— Давай, сивка-бурка! Давай!
— Эй ты! — закричали ему снизу. — Чего стал?
— Ко мне! — приказал Филипенко и, пошевелив плечами под полушубком, двинул левой щекой.
Боец пошел к комбату, и уже ни во взгляде, ни в движениях его не заметно было больше ни растерянности, ни страха.
— Как твоя фамилия?
— Журочкин, товарищ капитан.
— Не убили тебя, Журочкин?
— Как видите.
— А дальше?
— Как прикажете, — отвечал Журочкин, смело и точно выцеливая взгляд комбата, и эта смелость, с какой глядел провинившийся боец, понравилась Филипенко.
— Чтоб это было последний раз.
— Есть, товарищ капитан, чтоб было последний раз.
— Иди.
— Только уж, товарищ капитан, кто старое ворохнет…
Комбат так глянул на бойца, что тот мигом повернулся и побежал к своим товарищам, которые издали наблюдали за ним.
— Шельма, — сказал Филипенко Савельеву.
— Ты где же был, Охватов? — спросил Филипенко, не повернувшись к нему и даже не глядя в его сторону, и обида на человеческую жестокость, мучившая Охватова все утро, прорвалась в нем неудержимо:
— Вы не дали Урусову вынести Ольгу Максимовну, и она… вот там, в ложке.
— Ты что сказал, а? — Филипенко шагнул к Охватову. — Ты что сказал?
— Вы ее бросили, товарищ капитан! — подхлестнутый свирепостью комбата, не отступал и Охватов. — Бросили!
— Да я тебя, мерзавец!.. — Филипенко схватил кобуру, но политрук Савельев крепко взял его за руку и успокоил:
— Да ты, никак, разгорячился! Не узнаю, что с тобой? Сержант Охватов, марш в свою роту. Быстро! Передай ротному, чтоб дал тебе отделение. Больше будет проку.

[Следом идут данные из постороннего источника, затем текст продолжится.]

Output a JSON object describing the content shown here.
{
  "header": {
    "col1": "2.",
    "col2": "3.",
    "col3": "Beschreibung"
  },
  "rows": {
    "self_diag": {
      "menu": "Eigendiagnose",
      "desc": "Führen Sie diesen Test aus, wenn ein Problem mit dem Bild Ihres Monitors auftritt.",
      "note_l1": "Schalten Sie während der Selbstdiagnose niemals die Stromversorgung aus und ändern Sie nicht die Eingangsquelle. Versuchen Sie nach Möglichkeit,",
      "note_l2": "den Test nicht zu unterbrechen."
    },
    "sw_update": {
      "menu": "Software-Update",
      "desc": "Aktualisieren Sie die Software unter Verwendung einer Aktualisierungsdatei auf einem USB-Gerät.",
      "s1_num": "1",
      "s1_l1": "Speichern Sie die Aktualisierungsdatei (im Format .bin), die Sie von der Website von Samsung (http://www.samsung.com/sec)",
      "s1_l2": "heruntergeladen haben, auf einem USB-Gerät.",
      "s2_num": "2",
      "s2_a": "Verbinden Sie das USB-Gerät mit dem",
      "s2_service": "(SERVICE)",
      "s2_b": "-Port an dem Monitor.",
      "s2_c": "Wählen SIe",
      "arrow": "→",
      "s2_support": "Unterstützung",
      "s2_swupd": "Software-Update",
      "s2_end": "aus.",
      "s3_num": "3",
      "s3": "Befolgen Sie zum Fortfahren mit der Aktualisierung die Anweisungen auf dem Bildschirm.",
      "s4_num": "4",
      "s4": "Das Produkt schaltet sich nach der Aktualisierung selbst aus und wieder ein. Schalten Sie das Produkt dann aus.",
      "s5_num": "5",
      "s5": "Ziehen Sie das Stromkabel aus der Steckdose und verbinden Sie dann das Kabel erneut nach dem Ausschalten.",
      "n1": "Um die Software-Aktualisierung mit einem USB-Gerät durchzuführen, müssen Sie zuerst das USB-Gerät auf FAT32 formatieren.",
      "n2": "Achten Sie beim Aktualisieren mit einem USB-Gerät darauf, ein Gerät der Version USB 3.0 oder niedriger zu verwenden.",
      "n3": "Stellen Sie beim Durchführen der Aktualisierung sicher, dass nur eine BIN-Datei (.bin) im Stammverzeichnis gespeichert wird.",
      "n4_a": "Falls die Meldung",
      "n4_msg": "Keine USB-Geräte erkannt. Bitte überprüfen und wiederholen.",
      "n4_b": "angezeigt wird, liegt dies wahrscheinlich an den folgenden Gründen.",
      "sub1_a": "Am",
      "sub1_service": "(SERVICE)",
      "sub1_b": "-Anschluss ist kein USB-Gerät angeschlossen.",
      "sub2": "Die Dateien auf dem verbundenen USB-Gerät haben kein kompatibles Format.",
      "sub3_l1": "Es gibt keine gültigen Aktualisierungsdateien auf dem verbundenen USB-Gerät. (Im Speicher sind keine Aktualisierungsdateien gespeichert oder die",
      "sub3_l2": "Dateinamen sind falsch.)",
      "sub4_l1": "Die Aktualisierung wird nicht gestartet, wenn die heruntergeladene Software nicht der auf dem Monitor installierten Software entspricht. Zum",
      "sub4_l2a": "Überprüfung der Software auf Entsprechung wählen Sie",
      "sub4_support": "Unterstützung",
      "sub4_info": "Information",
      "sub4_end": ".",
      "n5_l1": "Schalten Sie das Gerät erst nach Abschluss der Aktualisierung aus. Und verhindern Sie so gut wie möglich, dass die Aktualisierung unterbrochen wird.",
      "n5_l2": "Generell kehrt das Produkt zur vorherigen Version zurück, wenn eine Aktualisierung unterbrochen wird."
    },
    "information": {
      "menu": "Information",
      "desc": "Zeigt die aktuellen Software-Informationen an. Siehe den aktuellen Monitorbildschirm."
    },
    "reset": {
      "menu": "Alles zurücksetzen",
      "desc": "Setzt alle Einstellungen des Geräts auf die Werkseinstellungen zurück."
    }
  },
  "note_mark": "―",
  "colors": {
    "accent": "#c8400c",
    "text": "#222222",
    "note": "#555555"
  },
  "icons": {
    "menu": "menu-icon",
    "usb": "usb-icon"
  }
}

Часам к одиннадцати поднялся ветер. Он сбил туманец, разметал его, и проглянуло солнце, нежданно высокое и теплое. Со стороны Мценска, из-за реки, быстро нарастая, катился рокот: шли немецкие самолеты. Развернувшись в большое колесо, они низко пронеслись над Благовкой, кладбищем и оврагом, присмотрелись и начали бомбить. Сразу померкло солнце, и тяжелые дымы закрыли землю. Бойцы, рывшие окопы по берегу, скатились вниз и отсиделись под крутояром.